Output character-level localization
When generating images, it would be interesting to output the bounding box/mask of each character, to train localization models.
There are two possibles implementations:
- Output bounding boxes in a JSON file
- Output a mask file with a specific pixel value for each character
MVP would be for it to work with non-skewed/blurred images, but ideally, it should work for any configuration.
Yep, would be interesting, need help on that ?
I already implemented the first option of outputting a mask with a different pixel value for each characters. It's not ready to merge yet, because of tests and handling the handwritten generators.
I will commit what I have so you can take a look, I also want to implement the format used in this paper if you would like to try it: https://arxiv.org/pdf/1904.01941.pdf
Here is an example of the current output:

It is rather hard to see, but each character's color is treated as a "label" with the RGB value incremented for each character drawn.
Here you'd have (0, 0, 1), (0, 0, 2), ... (0, 0, 255), (0, 1, 0) etc...
To create bounding boxes around each character I think skimage could be used: https://muthu.co/draw-bounding-box-around-contours-skimage/
Branch is https://github.com/Belval/TextRecognitionDataGenerator/tree/output-mask
Branch is now merged in master, masks can be generated by using -om 1

The mask is not really human friendly, it works by setting pixels in increments of one.
Here are the colors for each letter in this case:
a => (0, 0, 1) c => (0, 0, 2) c => (0, 0, 3) u => (0, 0, 4) ...

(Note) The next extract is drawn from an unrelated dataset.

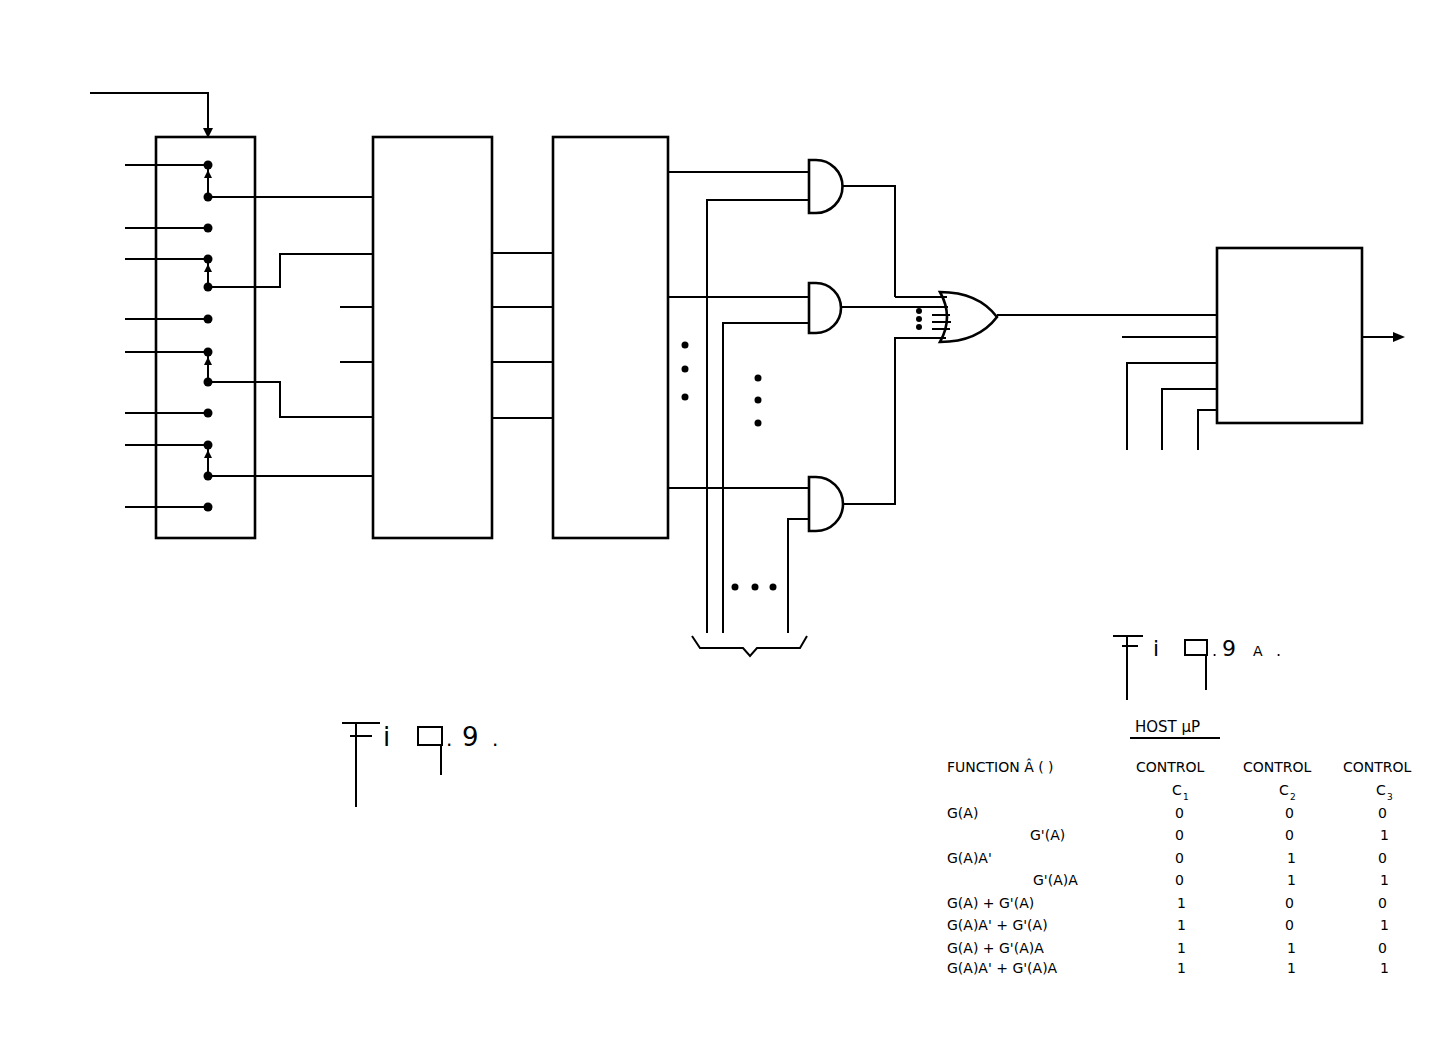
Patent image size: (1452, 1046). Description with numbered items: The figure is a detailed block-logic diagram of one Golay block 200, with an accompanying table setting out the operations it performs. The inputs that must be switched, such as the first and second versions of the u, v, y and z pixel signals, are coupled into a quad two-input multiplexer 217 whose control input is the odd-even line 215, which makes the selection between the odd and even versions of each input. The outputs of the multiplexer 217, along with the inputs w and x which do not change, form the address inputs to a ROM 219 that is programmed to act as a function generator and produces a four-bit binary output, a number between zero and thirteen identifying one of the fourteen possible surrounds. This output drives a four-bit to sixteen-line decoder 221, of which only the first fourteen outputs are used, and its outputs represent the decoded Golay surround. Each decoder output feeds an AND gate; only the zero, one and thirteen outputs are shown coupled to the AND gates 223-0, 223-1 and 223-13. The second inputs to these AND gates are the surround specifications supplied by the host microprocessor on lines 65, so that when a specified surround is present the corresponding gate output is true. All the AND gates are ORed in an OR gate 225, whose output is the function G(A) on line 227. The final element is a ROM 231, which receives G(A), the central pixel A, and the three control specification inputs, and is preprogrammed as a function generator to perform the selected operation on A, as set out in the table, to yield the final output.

Giving us a maximum character count of 256³ - 1 or 16777215.
Two things need to be added before the issue can be closed:
- Proper documentation for the feature
- A sample script to convert that format to a more "normal" binary numpy array.
Hi Edouard, Does it now support bounding boxes around characters?

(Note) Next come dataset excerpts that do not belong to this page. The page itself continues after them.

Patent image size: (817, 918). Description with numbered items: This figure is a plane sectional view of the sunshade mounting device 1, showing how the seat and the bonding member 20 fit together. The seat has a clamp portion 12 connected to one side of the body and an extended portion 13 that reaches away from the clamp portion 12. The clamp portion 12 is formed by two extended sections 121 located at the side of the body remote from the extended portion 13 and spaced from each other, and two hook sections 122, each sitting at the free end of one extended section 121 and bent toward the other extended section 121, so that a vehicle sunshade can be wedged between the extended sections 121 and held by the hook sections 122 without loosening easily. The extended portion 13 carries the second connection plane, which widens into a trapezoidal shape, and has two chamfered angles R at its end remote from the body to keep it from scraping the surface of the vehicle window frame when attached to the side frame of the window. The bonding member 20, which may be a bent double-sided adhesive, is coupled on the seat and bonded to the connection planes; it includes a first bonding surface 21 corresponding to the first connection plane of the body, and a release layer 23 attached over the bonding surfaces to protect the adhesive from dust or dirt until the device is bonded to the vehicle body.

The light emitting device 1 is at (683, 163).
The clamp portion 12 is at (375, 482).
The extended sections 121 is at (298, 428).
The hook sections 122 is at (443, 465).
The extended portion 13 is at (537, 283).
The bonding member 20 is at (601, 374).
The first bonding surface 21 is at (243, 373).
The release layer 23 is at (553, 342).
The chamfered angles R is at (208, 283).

Right now it does not, is there a standard format you would like me to implement?
Right now it does not, is there a standard format you would like me to implement?

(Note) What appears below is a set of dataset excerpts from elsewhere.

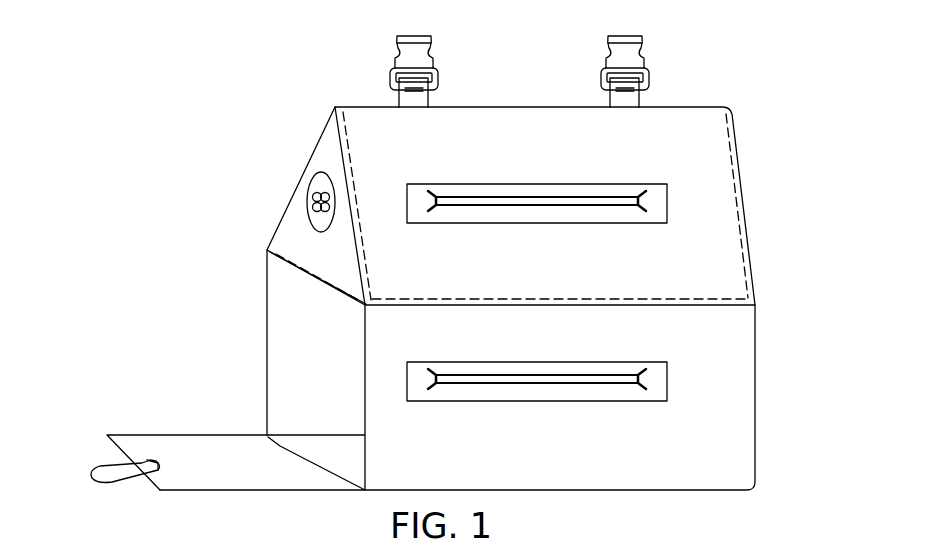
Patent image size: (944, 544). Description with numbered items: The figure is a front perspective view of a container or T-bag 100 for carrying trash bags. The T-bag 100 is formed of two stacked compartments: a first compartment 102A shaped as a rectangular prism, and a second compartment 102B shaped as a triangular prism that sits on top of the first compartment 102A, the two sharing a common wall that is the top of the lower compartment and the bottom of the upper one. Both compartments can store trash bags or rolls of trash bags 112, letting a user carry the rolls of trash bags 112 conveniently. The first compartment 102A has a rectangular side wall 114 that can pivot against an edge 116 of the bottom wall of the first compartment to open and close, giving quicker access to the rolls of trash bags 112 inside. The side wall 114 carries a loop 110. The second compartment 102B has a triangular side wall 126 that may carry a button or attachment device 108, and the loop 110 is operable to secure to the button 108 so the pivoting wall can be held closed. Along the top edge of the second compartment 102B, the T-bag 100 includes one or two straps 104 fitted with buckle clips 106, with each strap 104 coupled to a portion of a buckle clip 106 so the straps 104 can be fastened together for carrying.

The T-bag 100 is at (451, 248).
The first compartment 102A is at (292, 334).
The second compartment 102B is at (276, 208).
The strap 104 is at (435, 99).
The buckle clip 106 is at (441, 56).
The button 108 is at (314, 200).
The loop 110 is at (107, 472).
The rolls of trash bags 112 is at (610, 203).
The side wall 114 is at (172, 447).
The edge 116 is at (297, 462).
The side wall 126 is at (282, 252).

Is it possible when the code is writing text on the background image it has to have coordinates, by using those coordinates can we get that bounding box values and save it to txt like yolo format uses. e.g. for test.jpg(containing 2 char)>>test.txt(containing 2 bounding boxex) 12 33 444 555 34 56 67 88
I can do that for sure, I'll tag you when the feature is ready.
I can do that for sure, I'll tag you when the feature is ready.
Thanks